I have a question about Parsec. The following program
import Control.Applicative ((*>),(<*)) import Text.Parsec import Text.Parsec.Char block p = char '{' *> p <* char '}' parser = block (many digit) main = parseTest parser "{123a}"
gives the output parse error at (line 1, column 5): unexpected "a" expecting "}" Note the last line mentions only '}'. I would rather like to see expecting "}" or digit since the parser could very well accept another digit here. (1) What is the reason for this behaviour? (2) Is there another combinator that behaves as I would like? (3) Otherwise, how do I write one myself?
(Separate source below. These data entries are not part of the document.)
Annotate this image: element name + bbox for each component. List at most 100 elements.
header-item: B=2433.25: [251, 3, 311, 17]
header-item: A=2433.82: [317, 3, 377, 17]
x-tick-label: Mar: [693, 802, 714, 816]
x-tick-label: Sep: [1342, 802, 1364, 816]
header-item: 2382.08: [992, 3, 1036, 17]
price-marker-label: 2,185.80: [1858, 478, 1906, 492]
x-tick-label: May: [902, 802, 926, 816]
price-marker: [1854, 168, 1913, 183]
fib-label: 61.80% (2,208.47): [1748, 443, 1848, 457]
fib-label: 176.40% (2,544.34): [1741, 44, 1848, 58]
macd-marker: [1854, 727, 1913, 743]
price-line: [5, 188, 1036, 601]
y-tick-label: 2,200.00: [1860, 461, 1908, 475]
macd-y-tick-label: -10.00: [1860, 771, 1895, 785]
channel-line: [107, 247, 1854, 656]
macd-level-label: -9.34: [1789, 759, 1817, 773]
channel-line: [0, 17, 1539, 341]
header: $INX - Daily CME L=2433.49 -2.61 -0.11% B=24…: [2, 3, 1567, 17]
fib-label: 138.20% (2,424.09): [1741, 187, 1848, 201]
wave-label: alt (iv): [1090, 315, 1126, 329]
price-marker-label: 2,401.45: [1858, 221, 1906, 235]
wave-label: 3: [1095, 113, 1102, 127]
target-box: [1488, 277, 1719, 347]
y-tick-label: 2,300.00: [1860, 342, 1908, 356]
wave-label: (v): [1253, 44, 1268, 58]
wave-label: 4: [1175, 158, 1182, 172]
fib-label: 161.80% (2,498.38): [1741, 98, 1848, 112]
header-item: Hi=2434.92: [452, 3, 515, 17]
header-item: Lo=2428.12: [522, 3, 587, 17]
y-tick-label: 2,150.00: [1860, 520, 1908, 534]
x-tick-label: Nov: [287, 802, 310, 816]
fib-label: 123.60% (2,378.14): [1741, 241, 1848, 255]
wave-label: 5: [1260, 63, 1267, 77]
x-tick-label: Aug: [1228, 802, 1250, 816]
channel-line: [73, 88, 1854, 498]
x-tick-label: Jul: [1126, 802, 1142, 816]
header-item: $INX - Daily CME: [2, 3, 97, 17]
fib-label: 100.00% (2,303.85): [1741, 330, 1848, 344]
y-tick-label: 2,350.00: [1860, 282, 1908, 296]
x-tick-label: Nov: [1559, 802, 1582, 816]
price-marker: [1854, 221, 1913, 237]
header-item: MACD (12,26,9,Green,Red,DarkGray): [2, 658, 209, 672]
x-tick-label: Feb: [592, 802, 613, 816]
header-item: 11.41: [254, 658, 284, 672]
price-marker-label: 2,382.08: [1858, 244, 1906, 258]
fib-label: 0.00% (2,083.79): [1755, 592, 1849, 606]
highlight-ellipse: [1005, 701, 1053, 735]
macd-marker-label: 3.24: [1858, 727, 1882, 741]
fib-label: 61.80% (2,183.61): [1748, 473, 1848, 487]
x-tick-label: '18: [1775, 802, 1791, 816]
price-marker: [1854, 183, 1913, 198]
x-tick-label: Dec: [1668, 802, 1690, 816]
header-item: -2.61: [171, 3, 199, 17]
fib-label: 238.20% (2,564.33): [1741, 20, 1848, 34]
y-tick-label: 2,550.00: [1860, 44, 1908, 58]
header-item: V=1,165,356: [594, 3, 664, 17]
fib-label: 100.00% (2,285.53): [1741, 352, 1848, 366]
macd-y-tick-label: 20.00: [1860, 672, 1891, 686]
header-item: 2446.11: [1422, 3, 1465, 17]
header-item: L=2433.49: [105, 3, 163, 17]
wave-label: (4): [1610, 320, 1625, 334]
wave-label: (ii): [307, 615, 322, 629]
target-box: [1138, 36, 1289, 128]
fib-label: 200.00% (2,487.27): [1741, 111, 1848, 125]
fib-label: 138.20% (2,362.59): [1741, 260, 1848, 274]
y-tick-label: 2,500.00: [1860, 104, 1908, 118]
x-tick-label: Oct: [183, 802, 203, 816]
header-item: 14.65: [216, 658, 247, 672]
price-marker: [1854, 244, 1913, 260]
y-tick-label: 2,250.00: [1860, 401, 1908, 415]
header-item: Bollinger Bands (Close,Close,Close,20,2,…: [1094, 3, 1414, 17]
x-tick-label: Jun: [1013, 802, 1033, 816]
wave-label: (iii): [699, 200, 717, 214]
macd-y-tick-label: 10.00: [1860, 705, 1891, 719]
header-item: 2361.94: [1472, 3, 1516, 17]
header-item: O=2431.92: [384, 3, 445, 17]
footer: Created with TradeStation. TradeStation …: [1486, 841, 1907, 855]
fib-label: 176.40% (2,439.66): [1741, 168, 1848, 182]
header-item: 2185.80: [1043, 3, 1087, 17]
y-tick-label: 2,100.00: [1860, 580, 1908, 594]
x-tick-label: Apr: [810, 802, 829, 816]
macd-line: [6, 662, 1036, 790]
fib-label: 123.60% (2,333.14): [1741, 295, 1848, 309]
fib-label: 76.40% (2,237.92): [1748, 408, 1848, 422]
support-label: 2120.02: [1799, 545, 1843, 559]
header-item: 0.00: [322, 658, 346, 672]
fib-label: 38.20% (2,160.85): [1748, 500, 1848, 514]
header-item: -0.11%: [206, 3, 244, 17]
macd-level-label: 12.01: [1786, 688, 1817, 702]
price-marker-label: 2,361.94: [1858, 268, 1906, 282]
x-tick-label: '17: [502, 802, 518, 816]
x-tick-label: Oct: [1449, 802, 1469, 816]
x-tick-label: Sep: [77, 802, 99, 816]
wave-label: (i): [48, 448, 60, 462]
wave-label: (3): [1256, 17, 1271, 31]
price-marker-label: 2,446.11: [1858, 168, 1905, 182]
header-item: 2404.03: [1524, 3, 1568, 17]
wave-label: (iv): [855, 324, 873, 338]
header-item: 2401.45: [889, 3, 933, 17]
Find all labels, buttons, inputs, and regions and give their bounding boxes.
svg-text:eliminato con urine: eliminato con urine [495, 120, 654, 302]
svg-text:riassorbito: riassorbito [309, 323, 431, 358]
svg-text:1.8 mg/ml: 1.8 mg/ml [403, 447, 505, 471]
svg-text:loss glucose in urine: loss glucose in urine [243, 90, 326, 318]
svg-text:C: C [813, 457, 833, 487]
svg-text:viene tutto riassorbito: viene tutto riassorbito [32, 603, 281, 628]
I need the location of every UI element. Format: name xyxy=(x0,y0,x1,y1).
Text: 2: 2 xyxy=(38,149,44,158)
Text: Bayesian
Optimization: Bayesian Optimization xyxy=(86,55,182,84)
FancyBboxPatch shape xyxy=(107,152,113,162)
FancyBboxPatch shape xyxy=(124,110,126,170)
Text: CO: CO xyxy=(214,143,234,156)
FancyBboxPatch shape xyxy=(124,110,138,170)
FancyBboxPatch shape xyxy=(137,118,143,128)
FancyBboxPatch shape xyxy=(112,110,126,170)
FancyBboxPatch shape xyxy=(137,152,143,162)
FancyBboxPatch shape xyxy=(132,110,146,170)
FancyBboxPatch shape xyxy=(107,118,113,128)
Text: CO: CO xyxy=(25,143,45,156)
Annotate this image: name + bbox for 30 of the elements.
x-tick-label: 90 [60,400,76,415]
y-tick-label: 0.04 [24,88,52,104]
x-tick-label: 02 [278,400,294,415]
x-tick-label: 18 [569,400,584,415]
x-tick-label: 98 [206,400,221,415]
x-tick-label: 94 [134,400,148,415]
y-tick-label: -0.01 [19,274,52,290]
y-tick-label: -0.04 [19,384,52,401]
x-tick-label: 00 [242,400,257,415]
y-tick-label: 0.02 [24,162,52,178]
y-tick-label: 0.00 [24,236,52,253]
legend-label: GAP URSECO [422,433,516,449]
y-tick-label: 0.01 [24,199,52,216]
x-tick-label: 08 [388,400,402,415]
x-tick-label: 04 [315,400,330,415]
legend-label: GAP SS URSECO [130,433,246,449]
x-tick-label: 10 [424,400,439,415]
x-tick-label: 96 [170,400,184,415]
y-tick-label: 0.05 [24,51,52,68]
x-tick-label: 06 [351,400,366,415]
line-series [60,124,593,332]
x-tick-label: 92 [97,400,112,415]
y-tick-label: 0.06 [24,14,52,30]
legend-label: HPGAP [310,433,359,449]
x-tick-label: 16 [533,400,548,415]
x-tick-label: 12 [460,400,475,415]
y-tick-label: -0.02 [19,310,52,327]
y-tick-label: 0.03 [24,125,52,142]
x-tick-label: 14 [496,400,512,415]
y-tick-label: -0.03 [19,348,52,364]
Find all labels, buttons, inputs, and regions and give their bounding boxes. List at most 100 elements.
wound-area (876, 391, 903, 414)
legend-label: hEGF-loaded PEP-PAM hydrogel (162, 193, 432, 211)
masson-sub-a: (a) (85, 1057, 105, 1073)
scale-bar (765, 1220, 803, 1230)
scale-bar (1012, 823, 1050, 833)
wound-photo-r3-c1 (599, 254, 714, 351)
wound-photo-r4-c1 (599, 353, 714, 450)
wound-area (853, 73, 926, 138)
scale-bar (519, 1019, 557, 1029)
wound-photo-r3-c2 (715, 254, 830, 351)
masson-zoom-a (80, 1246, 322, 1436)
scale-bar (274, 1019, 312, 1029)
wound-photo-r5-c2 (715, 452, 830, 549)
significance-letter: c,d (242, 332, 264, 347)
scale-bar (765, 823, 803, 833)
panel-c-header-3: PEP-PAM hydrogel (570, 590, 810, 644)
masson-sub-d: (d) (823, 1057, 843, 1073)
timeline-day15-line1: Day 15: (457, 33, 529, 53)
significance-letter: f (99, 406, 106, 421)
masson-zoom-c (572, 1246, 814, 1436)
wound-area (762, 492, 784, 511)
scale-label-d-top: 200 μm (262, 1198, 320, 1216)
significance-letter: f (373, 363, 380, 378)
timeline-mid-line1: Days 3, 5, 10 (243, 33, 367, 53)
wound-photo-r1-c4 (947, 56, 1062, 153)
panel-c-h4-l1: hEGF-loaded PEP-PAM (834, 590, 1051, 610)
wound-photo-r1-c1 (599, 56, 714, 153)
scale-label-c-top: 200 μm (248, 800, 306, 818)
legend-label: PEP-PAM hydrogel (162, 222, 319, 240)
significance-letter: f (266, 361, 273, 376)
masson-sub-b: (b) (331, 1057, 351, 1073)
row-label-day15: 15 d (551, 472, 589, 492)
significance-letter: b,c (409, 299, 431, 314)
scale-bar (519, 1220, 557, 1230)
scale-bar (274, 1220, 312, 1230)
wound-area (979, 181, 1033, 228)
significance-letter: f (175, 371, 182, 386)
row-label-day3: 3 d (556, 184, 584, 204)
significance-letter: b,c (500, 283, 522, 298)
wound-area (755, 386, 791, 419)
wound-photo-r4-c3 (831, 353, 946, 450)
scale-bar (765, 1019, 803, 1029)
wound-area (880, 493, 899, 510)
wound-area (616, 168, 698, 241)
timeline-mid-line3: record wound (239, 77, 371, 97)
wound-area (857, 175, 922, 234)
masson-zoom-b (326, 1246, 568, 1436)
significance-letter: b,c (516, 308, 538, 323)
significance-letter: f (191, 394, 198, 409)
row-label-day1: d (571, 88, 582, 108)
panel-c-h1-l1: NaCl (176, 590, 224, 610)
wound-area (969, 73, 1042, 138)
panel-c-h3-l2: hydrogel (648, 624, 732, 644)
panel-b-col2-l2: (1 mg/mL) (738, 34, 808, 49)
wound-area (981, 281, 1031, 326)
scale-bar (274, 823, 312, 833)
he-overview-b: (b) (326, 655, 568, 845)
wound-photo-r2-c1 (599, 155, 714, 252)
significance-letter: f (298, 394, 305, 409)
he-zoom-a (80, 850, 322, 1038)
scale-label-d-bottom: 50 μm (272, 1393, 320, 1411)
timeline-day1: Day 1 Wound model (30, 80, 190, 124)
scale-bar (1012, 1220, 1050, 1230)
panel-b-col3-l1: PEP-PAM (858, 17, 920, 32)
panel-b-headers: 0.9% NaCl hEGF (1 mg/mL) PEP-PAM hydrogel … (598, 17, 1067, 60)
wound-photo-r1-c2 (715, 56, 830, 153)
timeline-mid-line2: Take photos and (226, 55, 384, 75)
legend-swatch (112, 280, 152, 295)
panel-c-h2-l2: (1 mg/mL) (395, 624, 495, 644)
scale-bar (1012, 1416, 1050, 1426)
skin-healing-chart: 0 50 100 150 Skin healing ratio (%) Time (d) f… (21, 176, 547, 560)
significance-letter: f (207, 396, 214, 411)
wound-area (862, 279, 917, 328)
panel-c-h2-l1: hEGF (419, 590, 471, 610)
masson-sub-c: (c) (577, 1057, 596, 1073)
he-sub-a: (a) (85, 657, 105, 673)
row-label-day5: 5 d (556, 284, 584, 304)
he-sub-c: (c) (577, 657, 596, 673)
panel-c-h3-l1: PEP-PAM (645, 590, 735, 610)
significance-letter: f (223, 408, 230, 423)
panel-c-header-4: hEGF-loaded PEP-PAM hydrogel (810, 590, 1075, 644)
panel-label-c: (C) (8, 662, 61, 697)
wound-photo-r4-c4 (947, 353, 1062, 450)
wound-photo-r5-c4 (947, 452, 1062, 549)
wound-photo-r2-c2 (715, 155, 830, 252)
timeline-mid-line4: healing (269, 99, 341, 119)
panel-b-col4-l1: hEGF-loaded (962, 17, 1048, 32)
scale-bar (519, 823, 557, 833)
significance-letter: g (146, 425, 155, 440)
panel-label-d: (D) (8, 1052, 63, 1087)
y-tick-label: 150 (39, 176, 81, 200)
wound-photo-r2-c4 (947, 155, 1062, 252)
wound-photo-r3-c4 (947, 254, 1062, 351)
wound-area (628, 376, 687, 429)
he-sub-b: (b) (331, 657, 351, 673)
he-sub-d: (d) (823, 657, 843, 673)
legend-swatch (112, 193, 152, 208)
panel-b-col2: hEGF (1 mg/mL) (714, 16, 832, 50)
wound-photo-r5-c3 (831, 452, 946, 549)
BTW, I am using parsec-3.1.0 and ghc-6.12.3. Cheers Ben

Ben Franksen wrote:
import Control.Applicative ((*>),(<*)) import Text.Parsec import Text.Parsec.Char block p = char '{' *> p <* char '}' parser = block (many digit) main = parseTest parser "{123a}"
gives the output
parse error at (line 1, column 5): unexpected "a" expecting "}"
Note the last line mentions only '}'. I would rather like to see
expecting "}" or digit
since the parser could very well accept another digit here.
(1) What is the reason for this behaviour? (2) Is there another combinator that behaves as I would like? (3) Otherwise, how do I write one myself?
I just saw that Christian Maeder answered a similar question recently. I tried his suggestion of using manyTill and bingo:
{-# LANGUAGE NoMonomorphismRestriction #-} import Control.Applicative ((*>),(<*)) import Text.Parsec block p = char '{' *> p <* char '}' parser = block (manyTill digit (char '}')) main = parseTest parser "{123a}"
gives parse error at (line 1, column 5): unexpected "a" expecting "}" or digit So far so good. I wonder whether this parser is as efficient as the original one. Also, this style is less modular, as I have to mention the terminator in two places. Is there a non-greedy variant of 'many' so that modularity gets restored and efficiency is not lost? Cheers Ben

On Wednesday 29 September 2010 19:10:22, Ben Franksen wrote:
Note the last line mentions only '}'. I would rather like to see
expecting "}" or digit
since the parser could very well accept another digit here.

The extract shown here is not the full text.